Thursday, October 30, 2008

Free AT&T Wifi Access for iPhone

Its great they're finally doing this but the to say "accessing AT&T Wifi hotspots is easy" is a joke:

Activate Wi-Fi from the settings icon on your iPhone.
Select "attwifi" from the list of available networks.
Enter your 10-digit mobile number and check the box to agree to the Acceptable Use Policy. Tap "continue."
You will receive a text message from AT&T with a secure link to the AT&T Wi-Fi hotspot. You will not be charged for the text message.
Open the text message and tap on the link for 24-hour access to the AT&T Wi-Fi hotspot.

They have to come up with an easier way for me to roam around AT&T Wifi spots or its just not worth the bother. Same goes for Panera, its too much work, i'll just use Edge/3G before I go through all the click throughs etc. Those may be fine on a laptop but on a phone its a real pain.

Monday, October 27, 2008

Labels

For those faithful 5 followers of my blog out there, i've labelled my
previous entries to make finding things easier. Blogger really should
show an index of the labels so you can jump to them quickly.

Saturday, October 18, 2008

1Password & Syncing

I've mentioned before that I love 1Password for password management on my Macs and iPhone. Until they added iPhone support I had a reliable password manager that kept all my macs up to date and my passwords were everywhere. When they added iPhone support they ran into a nasty bug with permissions which caused a lot of pain. Their solution was to move away from Apples sync services and keychain approach to their own file format. In the process they lost the real ability to do synchronization of passwords between machines. Their recommended solution is to move your new 1Password keychain to a network drive shared between the machines, either a real network drive (same network) or a virtual one like iDiskDropBox, etc.
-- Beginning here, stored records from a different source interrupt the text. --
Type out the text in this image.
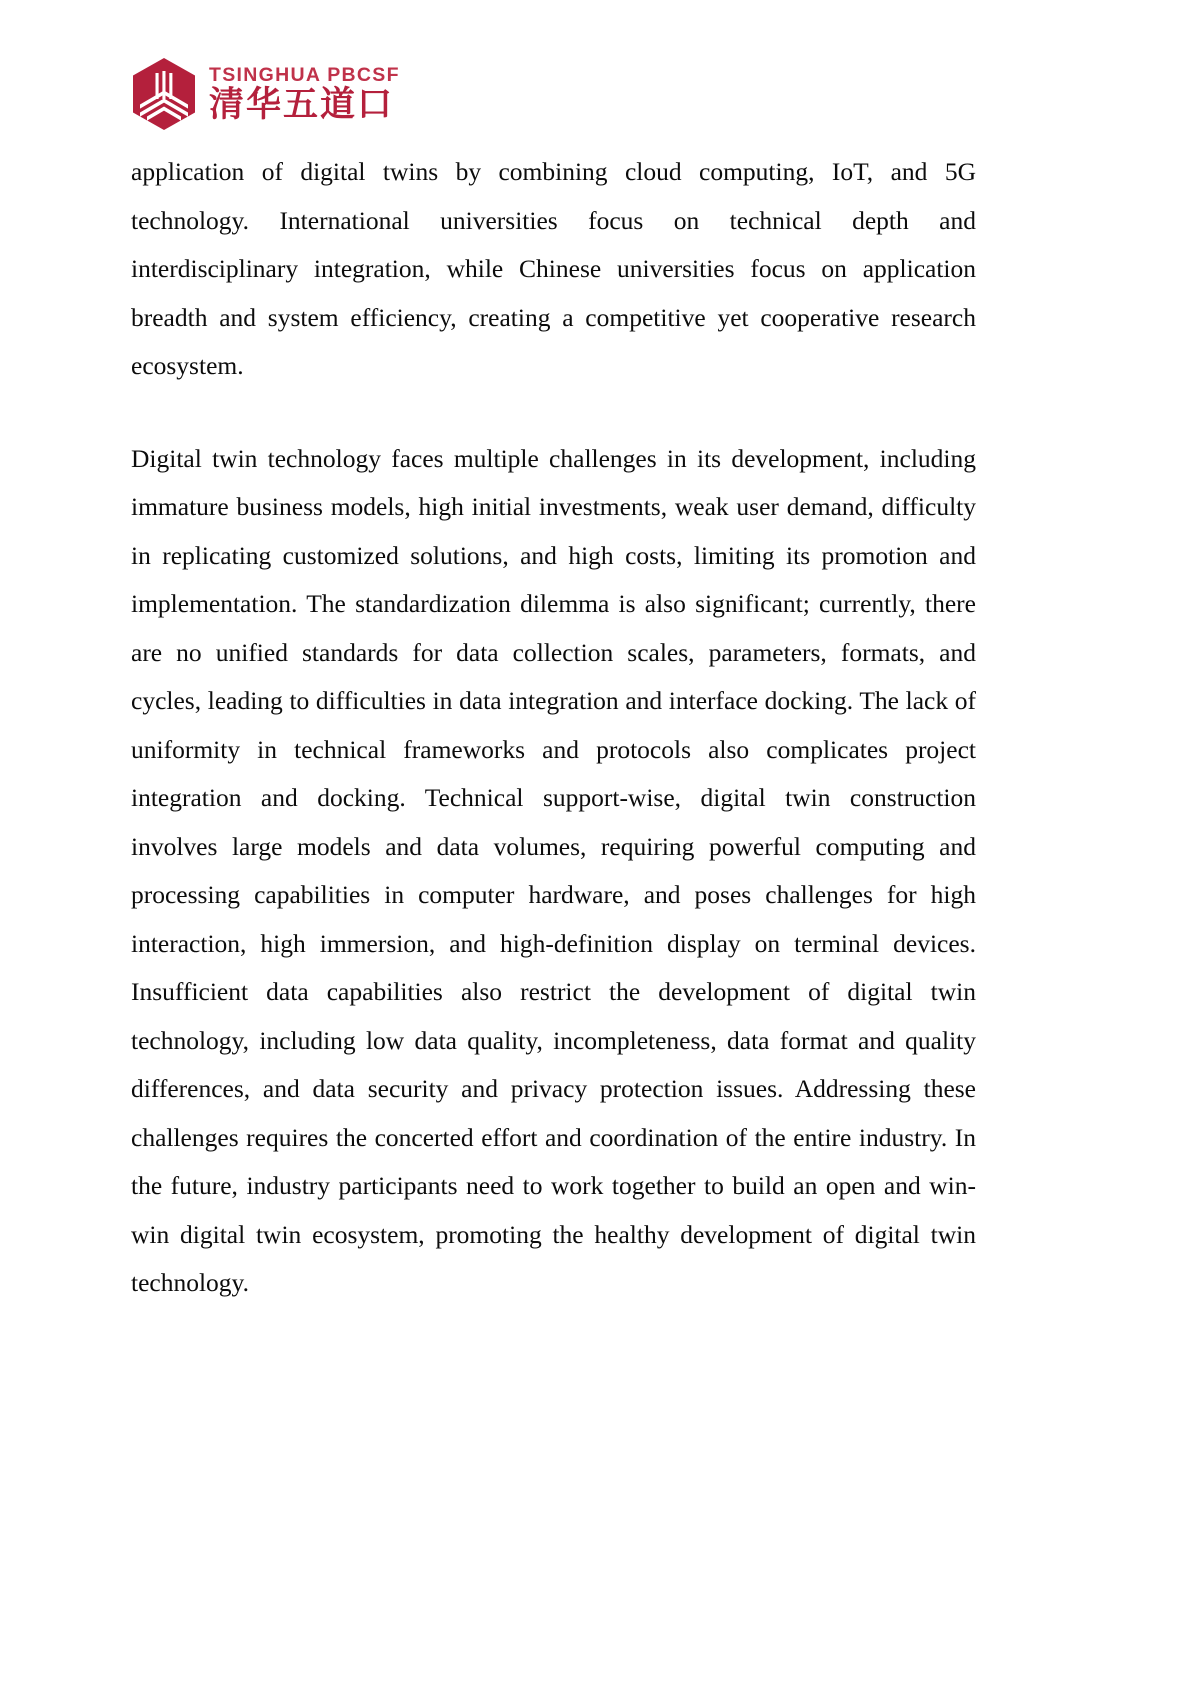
TSINGHUA PBCSF
清华五道口

application of digital twins by combining cloud computing, IoT, and 5G technology. International universities focus on technical depth and interdisciplinary integration, while Chinese universities focus on application breadth and system efficiency, creating a competitive yet cooperative research ecosystem.

Digital twin technology faces multiple challenges in its development, including immature business models, high initial investments, weak user demand, difficulty in replicating customized solutions, and high costs, limiting its promotion and implementation. The standardization dilemma is also significant; currently, there are no unified standards for data collection scales, parameters, formats, and cycles, leading to difficulties in data integration and interface docking. The lack of uniformity in technical frameworks and protocols also complicates project integration and docking. Technical support-wise, digital twin construction involves large models and data volumes, requiring powerful computing and processing capabilities in computer hardware, and poses challenges for high interaction, high immersion, and high-definition display on terminal devices. Insufficient data capabilities also restrict the development of digital twin technology, including low data quality, incompleteness, data format and quality differences, and data security and privacy protection issues. Addressing these challenges requires the concerted effort and coordination of the entire industry. In the future, industry participants need to work together to build an open and win-win digital twin ecosystem, promoting the healthy development of digital twin technology.
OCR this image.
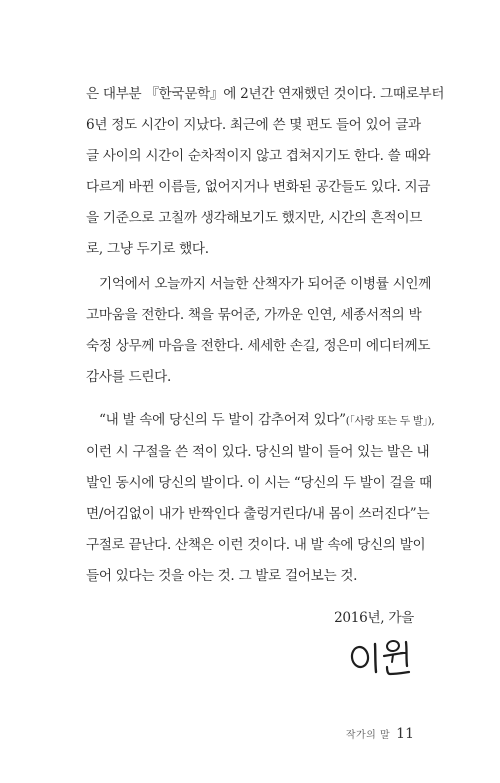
은 대부분 『한국문학』에 2년간 연재했던 것이다. 그때로부터
6년 정도 시간이 지났다. 최근에 쓴 몇 편도 들어 있어 글과
글 사이의 시간이 순차적이지 않고 겹쳐지기도 한다. 쓸 때와
다르게 바뀐 이름들, 없어지거나 변화된 공간들도 있다. 지금
을 기준으로 고칠까 생각해보기도 했지만, 시간의 흔적이므
로, 그냥 두기로 했다.
기억에서 오늘까지 서늘한 산책자가 되어준 이병률 시인께
고마움을 전한다. 책을 묶어준, 가까운 인연, 세종서적의 박
숙정 상무께 마음을 전한다. 세세한 손길, 정은미 에디터께도
감사를 드린다.
“내 발 속에 당신의 두 발이 감추어져 있다”(「사랑 또는 두 발」),
이런 시 구절을 쓴 적이 있다. 당신의 발이 들어 있는 발은 내
발인 동시에 당신의 발이다. 이 시는 “당신의 두 발이 걸을 때
면/어김없이 내가 반짝인다 출렁거린다/내 몸이 쓰러진다”는
구절로 끝난다. 산책은 이런 것이다. 내 발 속에 당신의 발이
들어 있다는 것을 아는 것. 그 발로 걸어보는 것.
2016년, 가을
작가의 말 11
This "solution" leaves a lot to be desired. The shared storage approach either requires money (iDisk) (plus its notoriously crappy) or is a freebie with caveats that it could disappear at any moment (DropBox). While nobody really has sync working well, Apples sync services are generally workable. 

So the solution for me? There are a few options:

1) Give up on iPhone sync - no passwords on the road and I cant remember generated stuff, not an option
2) Give up on multiple computer sync - I have a computer I use for work and one for home, not an option
3) Use one of their sync methods - iDisk stinks. Dropbox could work but it can come and go, its another application, I dont need to store my stuff online, the space is limited etc.
4) Sync some other way.

So, i've mentioned before that I use rsync/ssh to keep things up to date on the files side and now that apps like 1Password are recommending a similar approach, off we go again, here's whats working for me with no new apps:

in my crontab file (crontab -e) I have (among other things :p):

#
# 1Password Sync
#
30      12      *       *       1,2,3,4,5       export SSH_AUTH_SOCK=`echo /tmp/launch*/Listen*`;rsync -avS -e "ssh -p <a port> -i /Users/Rob/.ssh/ssh_key " /Users/Rob/Library/Application\ Support/1Password/1Password.agilekeychain/ Rob@example.com:"/Users/Rob/Library/Application Support/1Password/1Password.agilekeychain/" 2>&1 | mail -s "Backup: Sync 1Password from MacBookAir to Home Desktop" rob+cron@example.com
40      12      *       *       1,2,3,4,5       export SSH_AUTH_SOCK=`echo /tmp/launch*/Listen*`;rsync -avS -e "ssh -p <a port> -i /Users/Rob/.ssh/ssh_key Rob@example.com:"/Users/Rob/Library/Application\ Support/1Password/1Password.agilekeychain/" /Users/Rob/Library/Application\ Support/1Password/1Password.agilekeychain/ 2>&1 | mail -s "Backup: Sync 1Password from Home Desktop to MacBookAir" rob+cron@example.com

This syncs first from my mobile machine, then back from my desktop. 

A few comments:

1) I dont use --delete which may be an issue if I ever want to delete Passwords but thats not something I do often in this case. The shared drive approach solves this problem but has the other issues mentioned above.
2) The whole export/SOCK thing is so it can use my saved ssh password for "/Users/Rob/.ssh/ssh_key" from my OSX keychain when it ssh's into the remote machine as a cron job. As mentioned before I use a not-well-known ssh port, and then no username/password just a ssh key.